The purpose of this paper is to identify and explore how different stakeholders represent communist and revolution heritage for tourism, with a case-study on Bucharest, the capital city of Romania. The research attempts to identify gaps and tensions between representation makers on communist heritage tourism.
The research employs a range of qualitative methods in order to explore communist heritage tourism representation from different perspectives: content analysis of secondary data in the form of government, industry and media destination promotional material; interviews with a range of representation producers (government, industry and media); focus groups with potential tourists; and content analysis of user generated content under the form of blogs by actual visitors to Bucharest.
Findings reveal that there are gaps between the “official” or government representations of communism and revolution heritage and “unofficial” or industry, media and tourists’ representations. The research confirms and builds on Light’s (2000a, b) views that communist heritage is perceived as “problematic” by government officials and that attempts have been made to reinterpret it in a different light. The process of representation is made difficult by recent trends such as the increase in popularity of communism heritage tourism in countries such as Germany or Hungary. The potential of communist and revolution heritage to generate tourism is increasingly being acknowledged. However, reconciliation with “an unwanted” past is made difficult because of the legacy of communism and the difficulties of transition, EU-integration, economic crisis or countless political and social crisis and challenges. The “official” and “unofficial” representations successfully coexist and form part of the communism and revolution heritage product.

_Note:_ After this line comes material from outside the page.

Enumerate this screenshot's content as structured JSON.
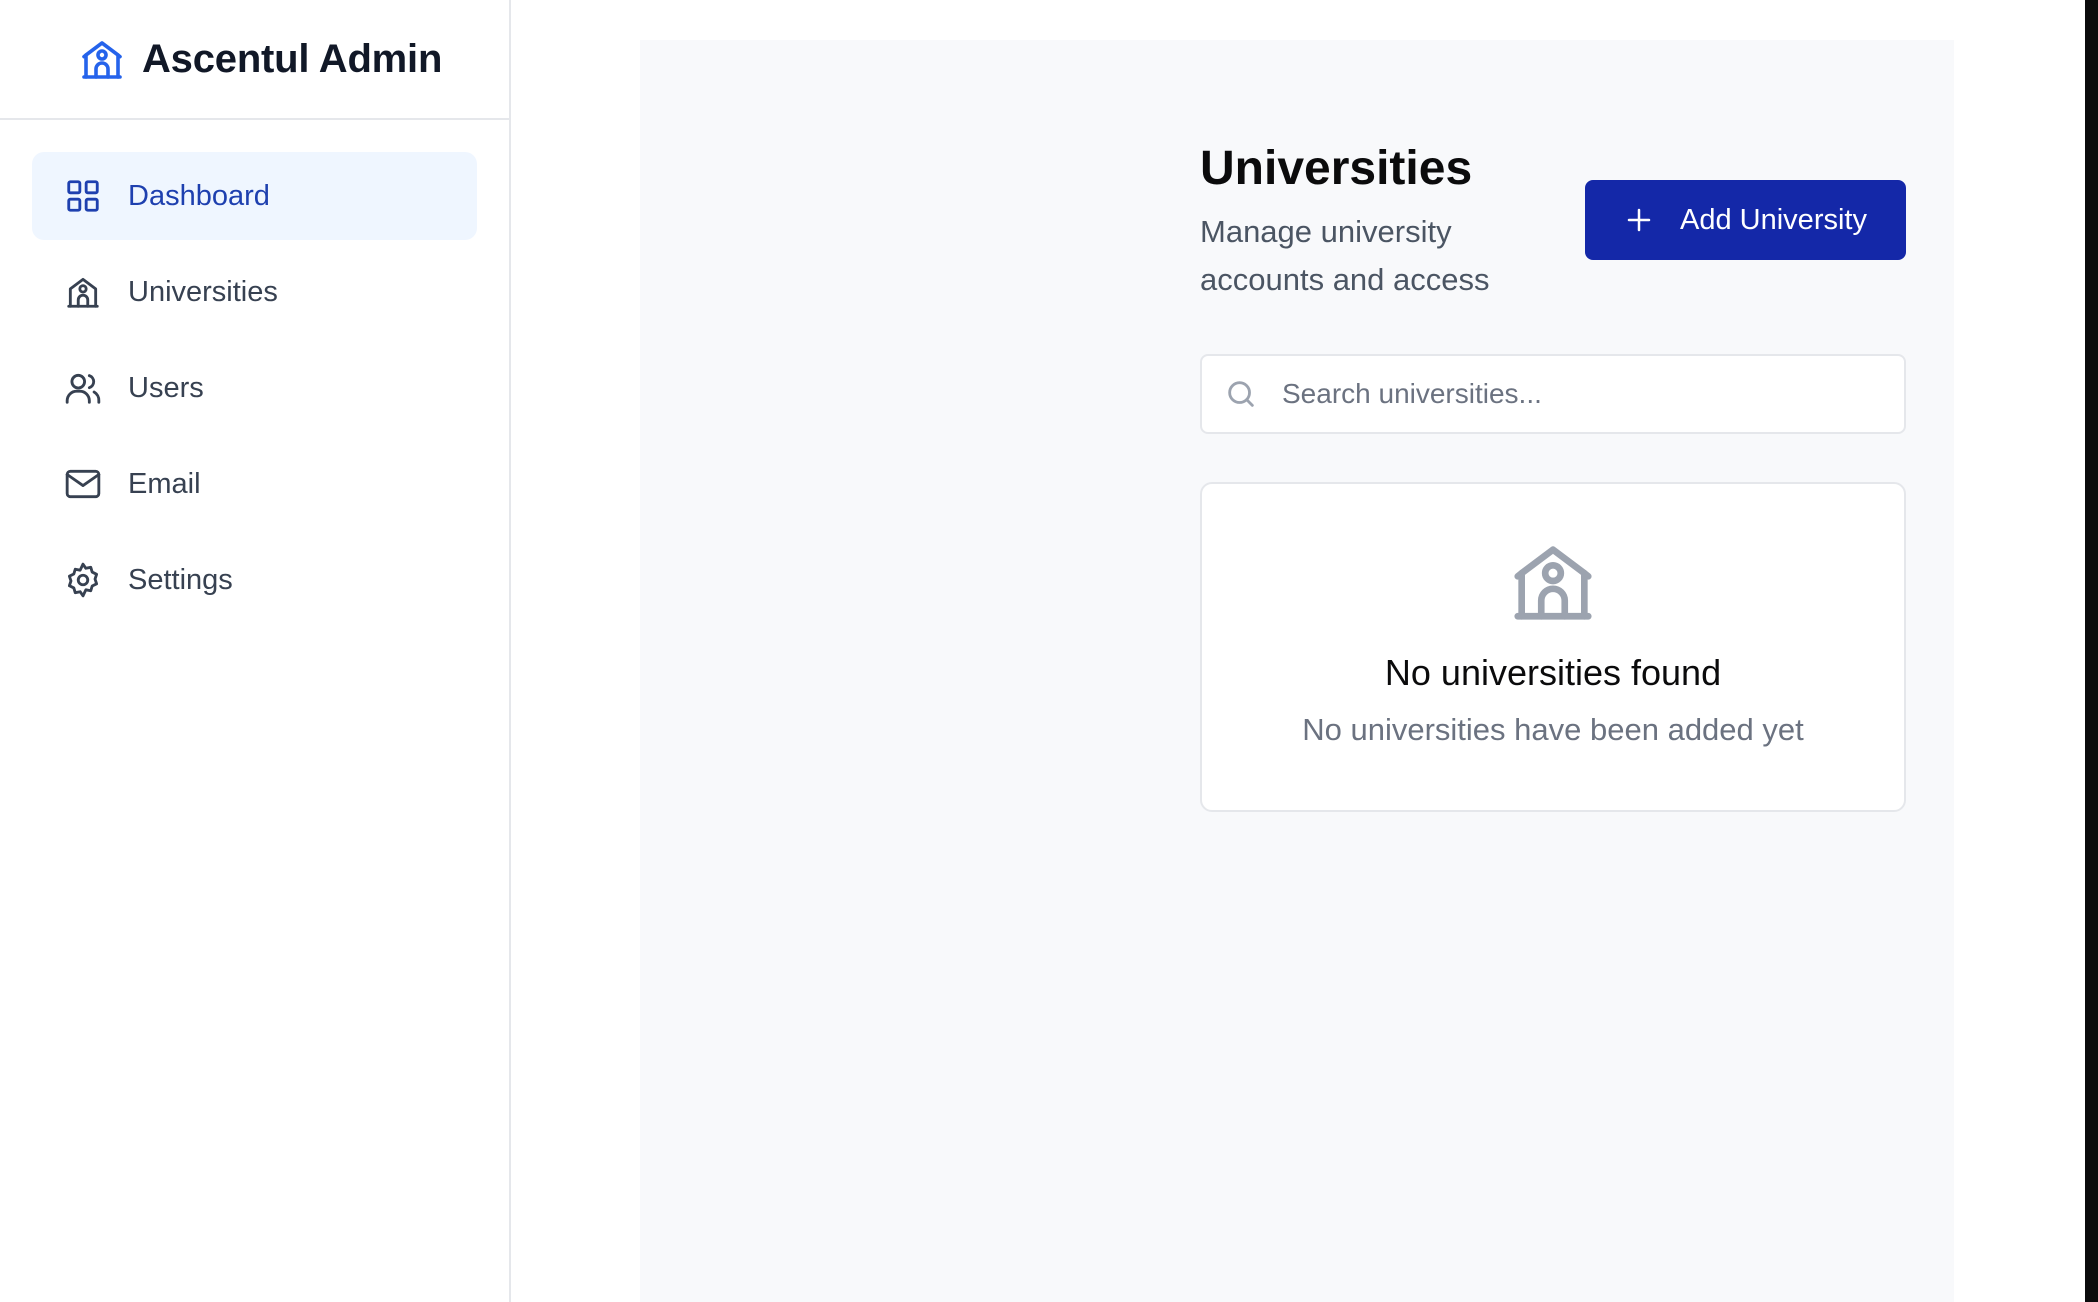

The research attempts to look at the representation of communism heritage from different angles, however, it does not exhaust the number of views and perspectives that exist on the topic. The research only records the British and Romanian perspectives on the topic. The topic is still in its infancy and more research is needed on communism heritage tourism and representation.
The research identifies and explores gaps, agreements and disagreements over the representation of communist and revolution heritage in Bucharest, Romania.